Homem de 38 anos retorna a ambulatório de clínica médica de um hospital de atenção secundária, onde faz acompanhamento clínico de retocolite ulcerativa. Analisando os exames complementares solicitados na última consulta, o médico atendente observa elevações significativas da fosfatase alcalina e gama-GT, com discreta elevação dos níveis séricos de aminotransferases, sem hiperbilirrubinemia. Questionado, o paciente refere apenas leve desconforto no hipocôndrio direito. Ao exame físico, não há icterícia, febre ou presença de sinal de Murphy. Considerando a doença de base do caso, o exame complementar indicado e seu resultado provável são, respectivamente,

Alternativas

  1. A) tomografia computadorizada de abdome; lesão tumoral presente ao nível do hilo hepático.
  2. B) colangiopancreatografia retrógrada endoscópica; presença de litíase impactada no colédoco terminal.
  3. C) colangiorressonância; múltiplas estenoses intercaladas na árvore biliar, com áreas normais ou dilatadas de permeio.
  4. D) ultrassonografia abdominal total; espessamento da parede da vesícula biliar com nodulação no interior, sem sombra acústica.

Pérola Clínica

Retocolite Ulcerativa + Colestase (FA/GGT elevadas) → Colangite Esclerosante Primária = Colangiorressonância com estenoses multifocais.

Resumo-Chave

A Colangite Esclerosante Primária (CEP) é uma complicação hepatobiliar comum da Retocolite Ulcerativa, caracterizada por um padrão de colestase nos exames laboratoriais; a colangiorressonância é o exame de escolha para o diagnóstico, revelando estenoses e dilatações segmentares da árvore biliar.

Contexto Educacional

A Colangite Esclerosante Primária (CEP) é uma doença colestática crônica e progressiva que leva à inflamação e fibrose dos ductos biliares intra e/ou extra-hepáticos. É fortemente associada às Doenças Inflamatórias Intestinais (DII), particularmente a Retocolite Ulcerativa, sendo essencial a investigação em pacientes com DII que apresentam alterações em exames de função hepática. A fisiopatologia exata ainda não é completamente compreendida, mas envolve fatores genéticos, imunológicos e ambientais. O diagnóstico da CEP é suspeitado por um padrão de colestase nos exames laboratoriais (elevação de fosfatase alcalina e gama-GT) e confirmado por exames de imagem da árvore biliar. A colangiorressonância (CPRM) é o método de escolha devido à sua natureza não invasiva e alta capacidade de detectar as estenoses multifocais e dilatações segmentares ("aspecto em colar de contas") que são patognomônicas da doença. A CPRE, embora mais invasiva, pode ser utilizada para fins diagnósticos quando a CPRM é inconclusiva, ou para intervenções terapêuticas como dilatação de estenoses dominantes. O tratamento da CEP é desafiador, com foco no manejo dos sintomas e complicações, e o transplante hepático sendo a única cura definitiva.

Perguntas Frequentes

Qual a relação entre Retocolite Ulcerativa e Colangite Esclerosante Primária?

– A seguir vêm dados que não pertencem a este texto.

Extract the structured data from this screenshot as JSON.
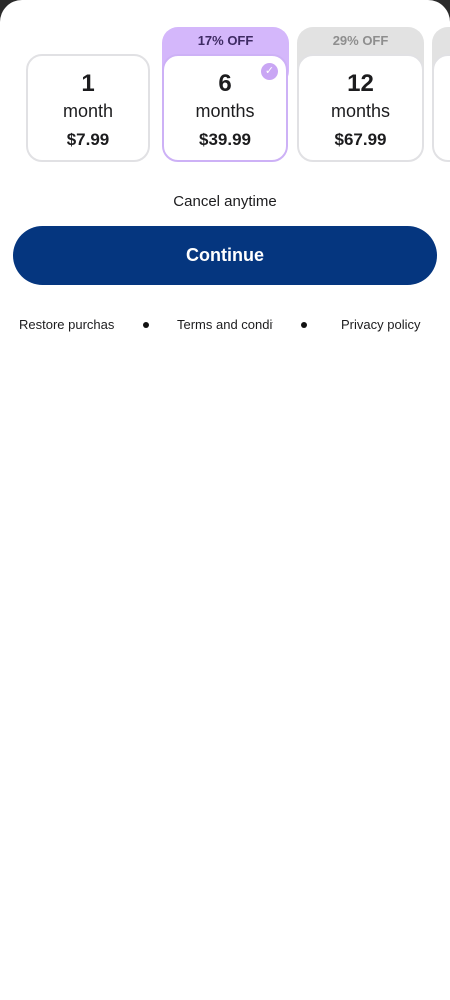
{
  "plans": [
    {
      "number": "1",
      "unit": "month",
      "price": "$7.99",
      "badge": ""
    },
    {
      "number": "6",
      "unit": "months",
      "price": "$39.99",
      "badge": "17% OFF",
      "selected": true
    },
    {
      "number": "12",
      "unit": "months",
      "price": "$67.99",
      "badge": "29% OFF"
    }
  ],
  "cancel_text": "Cancel anytime",
  "continue_label": "Continue",
  "footer": {
    "restore": "Restore purchases",
    "terms": "Terms and conditions",
    "privacy": "Privacy policy"
  },
  "colors": {
    "primary": "#05367f",
    "selected_accent": "#d4b7fb",
    "discount_gray": "#e2e2e2"
  },
  "icons": {
    "selected_check": "check-icon"
  }
}
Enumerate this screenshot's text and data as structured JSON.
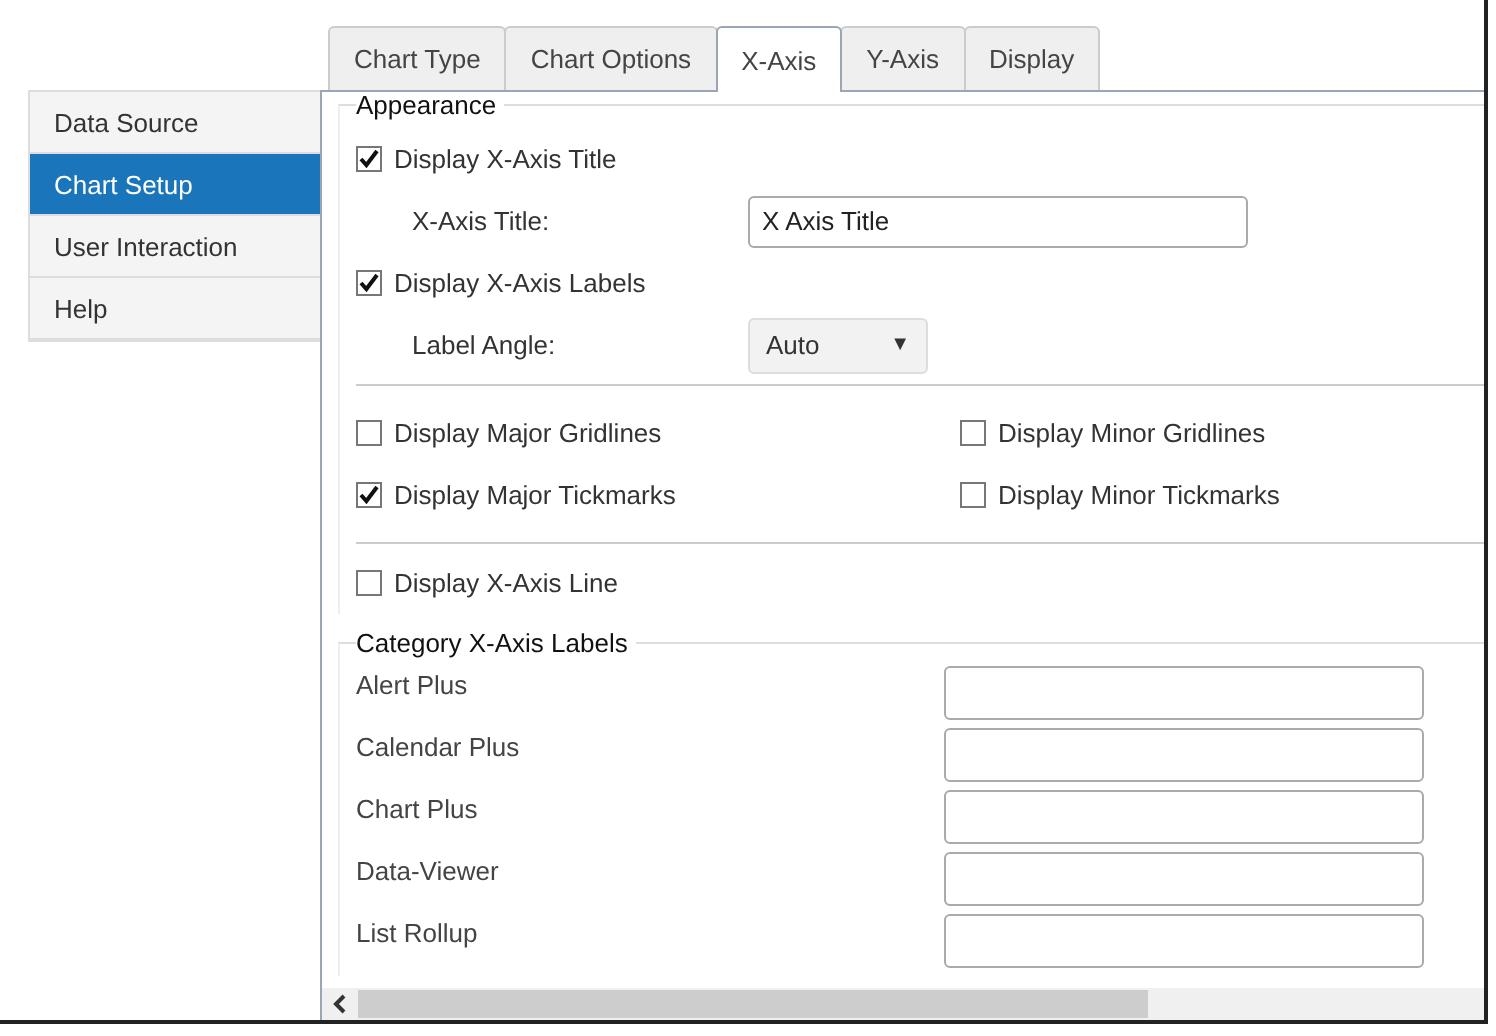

A Colangite Esclerosante Primária (CEP) é a manifestação hepatobiliar mais comum e grave da Retocolite Ulcerativa, ocorrendo em cerca de 5-10% dos pacientes com DII, especialmente RCU.

Quais exames laboratoriais sugerem Colangite Esclerosante Primária?

A CEP é caracterizada por um padrão de colestase, com elevação persistente da fosfatase alcalina e gama-GT, frequentemente com aminotransferases normais ou discretamente elevadas.

Por que a colangiorressonância é o exame de escolha para CEP?

A colangiorressonância (CPRM) é um método não invasivo e altamente sensível para visualizar a árvore biliar, detectando as estenoses multifocais e dilatações características da CEP, sem os riscos da CPRE.